A Rebound Year For STNL Retail

After sluggish activity in 2023 and 2024, the US STNL retail market experienced a notable resurgence in 2025, reports Marcus&Millichap. Transactions rose 18% and dollar volume 14% in 2025, showing improved alignment between single-tenant retail buyers and sellers.

Bar and line graph showing 2015–2025 single-tenant retail sales trends by transaction volume and dollar volume. 2025 data shows a rebound nearing 2021 levels.

Volume remained below the 2021 peak but exceeded all prior years, signaling a structural recovery in investor confidence.

The Private Investor Revival

Private capital played a pivotal role in 2025’s comeback. Private investors accounted for 71% of all transaction volume, significantly outweighing REITs (10%), institutions (9%), and foreign buyers (4%).

Buyer volume in 2025 was 17% below the 2022 peak but still surpassed all years prior to 2021.

Bar chart illustrating private investor dollar volume in single-tenant retail from 2000 to 2025, showing a post-2023 recovery trend.

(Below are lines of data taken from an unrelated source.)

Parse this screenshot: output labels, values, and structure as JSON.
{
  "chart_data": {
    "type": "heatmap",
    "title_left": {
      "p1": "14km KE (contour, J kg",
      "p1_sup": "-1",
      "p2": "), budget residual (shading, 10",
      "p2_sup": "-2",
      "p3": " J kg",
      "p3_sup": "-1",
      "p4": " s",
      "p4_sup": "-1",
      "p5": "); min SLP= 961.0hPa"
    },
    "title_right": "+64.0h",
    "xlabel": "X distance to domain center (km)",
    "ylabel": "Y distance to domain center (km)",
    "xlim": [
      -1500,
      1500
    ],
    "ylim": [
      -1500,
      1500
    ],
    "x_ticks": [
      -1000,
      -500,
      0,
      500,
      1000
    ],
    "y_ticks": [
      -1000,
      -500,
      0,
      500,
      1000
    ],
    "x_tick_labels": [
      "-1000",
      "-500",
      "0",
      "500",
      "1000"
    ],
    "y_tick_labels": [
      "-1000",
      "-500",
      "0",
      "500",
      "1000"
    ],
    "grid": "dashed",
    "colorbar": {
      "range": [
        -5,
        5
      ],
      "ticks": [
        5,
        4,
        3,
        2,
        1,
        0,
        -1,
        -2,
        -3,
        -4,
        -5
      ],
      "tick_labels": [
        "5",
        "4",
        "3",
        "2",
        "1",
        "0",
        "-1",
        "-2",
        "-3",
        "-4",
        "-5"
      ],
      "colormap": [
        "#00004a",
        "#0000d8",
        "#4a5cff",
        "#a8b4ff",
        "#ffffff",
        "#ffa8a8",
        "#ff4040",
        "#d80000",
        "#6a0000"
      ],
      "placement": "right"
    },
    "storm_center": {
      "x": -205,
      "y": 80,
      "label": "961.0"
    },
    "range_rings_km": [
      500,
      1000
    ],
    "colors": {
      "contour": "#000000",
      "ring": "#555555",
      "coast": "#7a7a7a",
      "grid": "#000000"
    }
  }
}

Cap Rates: Risk VS. Reward

A critical theme in 2025 was risk-based pricing. The cap rate spread between top-tier and lower-tier tenants expanded to 140 basis points, up from the historical 100 basis point average. This reflects investor demand for stronger credit tenants amid uncertainty.

Line graph comparing cap rates from 2010 to 2025 across top-tier, mid-tier, and bottom-tier tenants in single-tenant retail.
  • Top-tier tenants: Cap rates decreased in 2025.
  • Mid-tier tenants: Cap rates inched closer to bottom-tier levels.
  • Bottom-tier tenants: Continued to yield the highest cap rates.

Lease Term Impacts Cap Rates

Lease length remained a key valuation metric:

  • <5 years remaining: Avg. cap rate of 7.7%
  • 5–15 years remaining: 6.8%
  • >15 years remaining: 6.1%

Shorter lease terms demanded higher yields to offset rollover risk.

Horizontal bar chart showing cap rates based on lease term remaining: under 5 years, 5–15 years, and over 15 years. Shorter leases show higher yields.

Historical Yield Spread: A Tailwind?

As of September 2025, the cap rate spread over the 10-Year Treasury widened to 240 basis points, up from a recent low of 200 in 2022. This enhanced yield premium could continue supporting deal activity into 2026.

Line graph comparing average cap rate and 10-Year Treasury rate from 2002 to 2025, highlighting the widening spread in recent years.
Area chart showing historical cap rate to Treasury spread from 2002 to 2025, peaking during uncertain economic periods and settling in 2025.

What’s Next

Despite subdued portfolio and entity deals, a private capital rebound and better pricing alignment point to a positive outlook for STNL retail. According to Marcus & Millichap, investor appetite is expected to remain strong, especially for properties with long lease terms and creditworthy tenants, which continue to drive pricing premiums.